Even if we find this Hollywood connections a bit of a stretch, there is evidence within the poem itself of Harry Carey Goodhue’s lack of moral stature. Firstly, it is he himself who is telling us of his own good deeds; not a characteristic we look for in the great men of history, who we expect to be as humble as they are heroic.

Then there is, in the poem, the anaphora and polysyndeton adding an air of self-pitying to the beseeching litany of good deeds. A technique used in the Psalms, the anaphora in use here serves less to focus our devotion and more to echo the sheer desperation of a man trying to be heard and recognised for a greatness he feels he deserves but which has never been bestowed upon him. Anaphora is used to appeal to the emotions of the reader, especially to persuade or inspire them and, certainly, Harry Carey Goodhue would hope to persuade us of his greatness.

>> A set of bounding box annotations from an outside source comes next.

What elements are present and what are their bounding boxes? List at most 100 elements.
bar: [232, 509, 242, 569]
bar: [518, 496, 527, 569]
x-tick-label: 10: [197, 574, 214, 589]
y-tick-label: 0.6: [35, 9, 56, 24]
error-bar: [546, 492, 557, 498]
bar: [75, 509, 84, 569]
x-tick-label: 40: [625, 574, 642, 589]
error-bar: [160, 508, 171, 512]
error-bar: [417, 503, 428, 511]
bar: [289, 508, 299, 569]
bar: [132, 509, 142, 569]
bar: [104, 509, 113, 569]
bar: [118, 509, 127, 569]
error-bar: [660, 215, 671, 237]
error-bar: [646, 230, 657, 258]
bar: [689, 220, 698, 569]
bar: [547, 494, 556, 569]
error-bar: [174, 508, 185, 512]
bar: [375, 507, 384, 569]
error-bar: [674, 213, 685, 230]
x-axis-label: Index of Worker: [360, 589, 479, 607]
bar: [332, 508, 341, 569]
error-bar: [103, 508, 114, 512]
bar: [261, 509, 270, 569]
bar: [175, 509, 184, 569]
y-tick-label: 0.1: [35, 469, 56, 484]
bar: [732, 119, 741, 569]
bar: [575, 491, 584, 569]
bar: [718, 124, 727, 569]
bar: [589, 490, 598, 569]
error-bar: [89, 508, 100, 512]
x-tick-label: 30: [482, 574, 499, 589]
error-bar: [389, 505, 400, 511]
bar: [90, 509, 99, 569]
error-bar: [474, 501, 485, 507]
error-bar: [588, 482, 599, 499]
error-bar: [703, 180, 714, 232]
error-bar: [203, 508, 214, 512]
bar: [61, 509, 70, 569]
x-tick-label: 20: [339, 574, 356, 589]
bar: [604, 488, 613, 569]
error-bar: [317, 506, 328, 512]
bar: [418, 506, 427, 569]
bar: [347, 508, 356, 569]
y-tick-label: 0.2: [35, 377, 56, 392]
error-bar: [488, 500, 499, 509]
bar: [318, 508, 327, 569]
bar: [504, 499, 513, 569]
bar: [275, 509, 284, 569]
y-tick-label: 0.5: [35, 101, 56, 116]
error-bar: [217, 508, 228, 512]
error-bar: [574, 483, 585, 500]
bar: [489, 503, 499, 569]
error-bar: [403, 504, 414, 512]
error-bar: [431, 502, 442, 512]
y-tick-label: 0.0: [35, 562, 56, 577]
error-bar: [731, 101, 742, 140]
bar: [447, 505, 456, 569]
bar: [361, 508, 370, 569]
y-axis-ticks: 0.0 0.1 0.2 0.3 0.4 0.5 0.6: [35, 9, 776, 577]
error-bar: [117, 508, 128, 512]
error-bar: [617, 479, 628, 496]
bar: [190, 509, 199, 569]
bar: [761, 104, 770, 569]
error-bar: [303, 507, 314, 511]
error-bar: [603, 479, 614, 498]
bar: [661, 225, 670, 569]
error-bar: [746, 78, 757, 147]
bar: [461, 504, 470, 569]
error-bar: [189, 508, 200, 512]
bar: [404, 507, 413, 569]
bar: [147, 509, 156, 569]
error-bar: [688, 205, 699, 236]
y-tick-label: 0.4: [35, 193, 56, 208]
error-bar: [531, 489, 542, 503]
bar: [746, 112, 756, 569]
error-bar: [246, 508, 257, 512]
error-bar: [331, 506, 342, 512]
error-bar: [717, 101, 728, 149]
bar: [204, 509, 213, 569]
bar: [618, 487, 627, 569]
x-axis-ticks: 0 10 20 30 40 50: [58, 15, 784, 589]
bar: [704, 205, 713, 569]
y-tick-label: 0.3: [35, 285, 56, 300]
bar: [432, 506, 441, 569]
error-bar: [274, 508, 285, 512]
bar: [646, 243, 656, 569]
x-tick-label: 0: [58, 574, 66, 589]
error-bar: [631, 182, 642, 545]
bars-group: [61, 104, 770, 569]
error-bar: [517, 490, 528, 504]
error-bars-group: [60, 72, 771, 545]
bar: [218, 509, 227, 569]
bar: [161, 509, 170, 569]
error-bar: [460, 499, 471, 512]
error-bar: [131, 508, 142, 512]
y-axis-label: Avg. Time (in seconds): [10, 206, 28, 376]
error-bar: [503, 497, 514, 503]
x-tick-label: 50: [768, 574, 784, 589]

Goodhue’s problem is that his fights seem to have had no lasting benefits to anyone.

Indeed, as we can see from the incidences of which he makes us aware, the import of the fight was never really about anyone other than himself. He asks if anyone remembers when he fought the bank, “And when I fought our leading citizens…”, “And when I fought the water works…”, “And when I fought the business men…”. It is this last reiteration of the question that reveals the underlying egocentrism of Harry Carey Goodhue, for, though having achieved nothing of consequence, he must continue to fight, even if all that’s left to fight are those men who fought against him in all his earlier bouts.

This is a man who sees himself as the “spiritual brother” of Chase Henry, the “town drunkard” who voted to close the bars of Spoon River because they refused to serve him. As Chase Henry’s vote was self-serving and spiteful, so we should see the fights of Harry Carey Goodhue. As we follow the polysyndeton - the repetitions of the conjunction ‘and’ - to the end of the poem, we are left in no doubt that this is a man serving no purpose other than his own selfish need to see himself as more than he actually is.

Harry Carey Goodhue belongs nowhere other than where we find him - lying forgotten in his grave, crying out in self-pity, to be heard only as a voice in an Anthology of dead voices.